Thursday, May 1, 2008
I am acquainted with the truth that the space is infinite. Even then I have been trying to confine it. I have confined space and I call it my house. My house has space but space is not limited to my house. It is outside the house too. My house gives me refuge, protects me from the sun, gives me shelter against heat and cold, and so I call it mine and protect it. But I have no right to think that there is no space in another man's house.
A religious person is he who is curious to know truth, who investigates truth, and who follows truth. For a man to be regarded religious without his being curious to know truth is like expecting a lamp to emit light even though it has no flame.
To say that a man is religious even though he has no inclination to investigate truth is to say that one has found the right place with out finding the right way. To say that a man is religious even though he does not follow truth is to say that the thirst has been quenched without drinking any water. Let us see and think. When we see, we are unable to think, and when we think, we are unable to see. When our mind is without thoughts, we are in a position to see and when we see, our mind automatically becomes free from thoughts. Thought restraint has a natural formula-seeing.
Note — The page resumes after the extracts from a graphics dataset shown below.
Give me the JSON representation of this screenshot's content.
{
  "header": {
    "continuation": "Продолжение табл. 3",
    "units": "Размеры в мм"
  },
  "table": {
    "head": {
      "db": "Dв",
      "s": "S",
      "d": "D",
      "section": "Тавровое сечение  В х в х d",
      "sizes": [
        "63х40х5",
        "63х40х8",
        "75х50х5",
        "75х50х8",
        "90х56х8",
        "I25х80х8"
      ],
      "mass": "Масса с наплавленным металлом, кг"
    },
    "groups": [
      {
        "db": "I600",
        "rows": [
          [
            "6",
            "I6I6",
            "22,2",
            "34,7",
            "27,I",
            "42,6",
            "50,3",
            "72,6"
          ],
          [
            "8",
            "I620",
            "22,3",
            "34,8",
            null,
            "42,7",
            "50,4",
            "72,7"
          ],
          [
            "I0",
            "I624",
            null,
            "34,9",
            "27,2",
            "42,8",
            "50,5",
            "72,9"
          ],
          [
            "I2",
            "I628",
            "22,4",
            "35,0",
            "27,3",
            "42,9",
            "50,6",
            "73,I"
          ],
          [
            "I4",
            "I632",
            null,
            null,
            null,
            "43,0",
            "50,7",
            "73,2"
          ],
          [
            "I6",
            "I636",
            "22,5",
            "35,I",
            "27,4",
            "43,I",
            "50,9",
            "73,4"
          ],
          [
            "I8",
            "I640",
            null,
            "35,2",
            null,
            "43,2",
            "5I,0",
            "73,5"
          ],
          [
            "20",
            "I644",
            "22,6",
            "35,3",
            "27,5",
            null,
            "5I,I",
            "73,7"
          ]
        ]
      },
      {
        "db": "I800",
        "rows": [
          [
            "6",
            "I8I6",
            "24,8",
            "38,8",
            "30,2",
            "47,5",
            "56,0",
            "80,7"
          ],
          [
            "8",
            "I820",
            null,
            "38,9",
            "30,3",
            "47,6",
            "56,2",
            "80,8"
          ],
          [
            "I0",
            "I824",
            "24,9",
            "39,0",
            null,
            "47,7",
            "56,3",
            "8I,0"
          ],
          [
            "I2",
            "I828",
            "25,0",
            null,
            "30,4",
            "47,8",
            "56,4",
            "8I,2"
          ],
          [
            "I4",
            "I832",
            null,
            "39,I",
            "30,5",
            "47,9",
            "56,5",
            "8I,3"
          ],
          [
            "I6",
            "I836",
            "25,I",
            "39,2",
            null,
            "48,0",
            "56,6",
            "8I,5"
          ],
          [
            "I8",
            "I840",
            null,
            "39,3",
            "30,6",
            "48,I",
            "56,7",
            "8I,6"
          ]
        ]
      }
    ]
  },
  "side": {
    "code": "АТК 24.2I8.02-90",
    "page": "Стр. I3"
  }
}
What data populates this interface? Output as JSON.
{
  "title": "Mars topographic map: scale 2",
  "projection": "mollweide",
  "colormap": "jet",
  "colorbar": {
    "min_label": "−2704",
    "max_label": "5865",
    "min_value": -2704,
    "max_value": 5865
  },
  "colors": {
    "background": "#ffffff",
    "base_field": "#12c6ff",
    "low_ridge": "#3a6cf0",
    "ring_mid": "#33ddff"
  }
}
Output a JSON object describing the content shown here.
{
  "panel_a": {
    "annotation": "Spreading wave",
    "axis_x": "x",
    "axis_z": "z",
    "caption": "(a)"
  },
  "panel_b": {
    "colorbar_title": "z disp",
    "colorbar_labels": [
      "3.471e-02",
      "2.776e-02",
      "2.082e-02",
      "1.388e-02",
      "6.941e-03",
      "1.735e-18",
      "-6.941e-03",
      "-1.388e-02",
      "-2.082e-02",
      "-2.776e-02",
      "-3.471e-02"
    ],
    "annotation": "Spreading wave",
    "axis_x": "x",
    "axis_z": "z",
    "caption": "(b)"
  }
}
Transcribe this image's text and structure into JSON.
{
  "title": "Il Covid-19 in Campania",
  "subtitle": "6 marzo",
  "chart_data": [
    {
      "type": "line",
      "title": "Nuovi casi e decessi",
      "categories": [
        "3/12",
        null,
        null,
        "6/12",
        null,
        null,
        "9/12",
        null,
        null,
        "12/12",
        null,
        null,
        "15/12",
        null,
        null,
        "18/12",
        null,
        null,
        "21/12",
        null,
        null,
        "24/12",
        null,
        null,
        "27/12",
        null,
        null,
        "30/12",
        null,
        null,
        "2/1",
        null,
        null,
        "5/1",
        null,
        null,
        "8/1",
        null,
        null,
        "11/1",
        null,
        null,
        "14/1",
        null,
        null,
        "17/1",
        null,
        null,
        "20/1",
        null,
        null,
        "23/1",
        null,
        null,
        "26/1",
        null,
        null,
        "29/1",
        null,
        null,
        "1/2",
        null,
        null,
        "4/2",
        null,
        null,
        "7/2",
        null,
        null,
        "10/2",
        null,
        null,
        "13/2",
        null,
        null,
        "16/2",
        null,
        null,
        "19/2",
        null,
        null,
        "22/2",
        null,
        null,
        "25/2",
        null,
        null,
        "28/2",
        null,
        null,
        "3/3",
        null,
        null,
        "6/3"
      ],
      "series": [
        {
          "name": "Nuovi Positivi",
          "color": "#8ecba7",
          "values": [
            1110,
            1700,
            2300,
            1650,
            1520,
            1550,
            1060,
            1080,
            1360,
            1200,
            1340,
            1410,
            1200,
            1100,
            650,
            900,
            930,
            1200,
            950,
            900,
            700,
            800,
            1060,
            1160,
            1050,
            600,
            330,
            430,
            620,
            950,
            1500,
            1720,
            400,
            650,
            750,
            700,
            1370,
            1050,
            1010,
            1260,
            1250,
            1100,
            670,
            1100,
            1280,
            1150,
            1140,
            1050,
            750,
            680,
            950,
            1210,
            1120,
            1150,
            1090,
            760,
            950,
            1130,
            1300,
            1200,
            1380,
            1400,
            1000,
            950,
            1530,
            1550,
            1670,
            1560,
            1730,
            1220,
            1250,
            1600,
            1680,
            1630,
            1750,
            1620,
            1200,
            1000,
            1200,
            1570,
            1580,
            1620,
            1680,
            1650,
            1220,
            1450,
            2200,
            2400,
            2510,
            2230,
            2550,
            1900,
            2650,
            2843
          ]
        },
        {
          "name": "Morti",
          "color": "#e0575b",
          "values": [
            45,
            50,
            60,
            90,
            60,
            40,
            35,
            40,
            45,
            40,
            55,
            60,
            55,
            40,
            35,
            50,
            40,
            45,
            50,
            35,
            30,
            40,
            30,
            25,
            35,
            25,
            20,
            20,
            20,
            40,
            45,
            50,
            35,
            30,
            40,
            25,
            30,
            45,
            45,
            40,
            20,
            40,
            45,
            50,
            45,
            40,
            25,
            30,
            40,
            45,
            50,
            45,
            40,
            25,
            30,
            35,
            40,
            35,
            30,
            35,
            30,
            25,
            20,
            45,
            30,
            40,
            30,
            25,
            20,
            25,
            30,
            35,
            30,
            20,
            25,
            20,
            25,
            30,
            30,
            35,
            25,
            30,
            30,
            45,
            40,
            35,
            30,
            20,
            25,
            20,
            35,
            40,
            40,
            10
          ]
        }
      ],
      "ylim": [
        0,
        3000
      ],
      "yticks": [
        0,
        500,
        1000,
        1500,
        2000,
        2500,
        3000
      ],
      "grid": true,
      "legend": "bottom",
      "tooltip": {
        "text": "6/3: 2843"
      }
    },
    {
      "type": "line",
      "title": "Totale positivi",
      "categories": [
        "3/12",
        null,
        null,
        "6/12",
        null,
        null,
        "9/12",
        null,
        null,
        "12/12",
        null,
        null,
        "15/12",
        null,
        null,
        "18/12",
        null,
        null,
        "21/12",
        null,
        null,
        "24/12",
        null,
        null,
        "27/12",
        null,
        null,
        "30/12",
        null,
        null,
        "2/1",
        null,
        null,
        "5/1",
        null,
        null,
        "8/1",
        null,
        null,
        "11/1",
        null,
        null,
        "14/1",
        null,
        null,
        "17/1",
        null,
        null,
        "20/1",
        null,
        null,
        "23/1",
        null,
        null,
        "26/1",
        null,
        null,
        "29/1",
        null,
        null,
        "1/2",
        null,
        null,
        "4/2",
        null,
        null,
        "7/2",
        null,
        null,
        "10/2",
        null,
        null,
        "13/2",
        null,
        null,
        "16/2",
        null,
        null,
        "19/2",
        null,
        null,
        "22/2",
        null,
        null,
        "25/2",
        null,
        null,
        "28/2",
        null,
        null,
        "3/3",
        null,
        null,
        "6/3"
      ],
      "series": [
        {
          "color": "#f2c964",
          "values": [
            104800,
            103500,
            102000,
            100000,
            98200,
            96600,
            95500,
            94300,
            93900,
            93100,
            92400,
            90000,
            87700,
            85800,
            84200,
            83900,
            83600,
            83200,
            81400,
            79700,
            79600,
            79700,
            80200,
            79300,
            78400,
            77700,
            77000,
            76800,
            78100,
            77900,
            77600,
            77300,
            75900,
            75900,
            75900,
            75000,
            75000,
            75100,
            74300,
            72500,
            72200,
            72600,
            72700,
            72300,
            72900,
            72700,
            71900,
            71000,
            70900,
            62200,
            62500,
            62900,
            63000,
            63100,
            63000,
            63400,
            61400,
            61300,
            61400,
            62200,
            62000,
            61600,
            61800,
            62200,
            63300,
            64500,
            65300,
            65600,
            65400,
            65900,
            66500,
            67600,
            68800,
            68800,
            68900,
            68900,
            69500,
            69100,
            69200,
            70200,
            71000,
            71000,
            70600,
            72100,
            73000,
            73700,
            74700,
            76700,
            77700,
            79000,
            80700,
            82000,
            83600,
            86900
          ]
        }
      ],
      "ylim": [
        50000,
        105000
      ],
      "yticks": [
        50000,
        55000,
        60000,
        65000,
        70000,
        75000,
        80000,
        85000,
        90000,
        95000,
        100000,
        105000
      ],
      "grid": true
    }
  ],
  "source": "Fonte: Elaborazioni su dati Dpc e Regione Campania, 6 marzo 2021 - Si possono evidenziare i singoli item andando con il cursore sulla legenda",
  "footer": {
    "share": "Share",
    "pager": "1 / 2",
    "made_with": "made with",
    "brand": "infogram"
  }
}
Seeing needs no language. Thinking needs language. Absence and presence of language are two different states. Deep investigation automatically helps engage in concentration. Whether we look after or near, whether we look into the body or at external objects, everything relates to the present. We can see neither the past nor the future.
Today the whole world is afflicted with problems. It looks as though a play was being staged. In it the seer has submerged and the scene has emerged on the surface. This is the state of deep sleep. The day man wakes up the problem will solve itself. The existence of the scene is eternal. It shall never vanish. No effort need be made to make it vanish.
When the seer and the scene are disunited, whatever man sees he does not do and whatever he does he does not see. This is a deceitful state. In it seeing and doing are divorced from each other. When the seer and the scene are united, man does only what he sees and seer only what he does. This is a morally upright state. In it seeing and doing are not divorced from each other.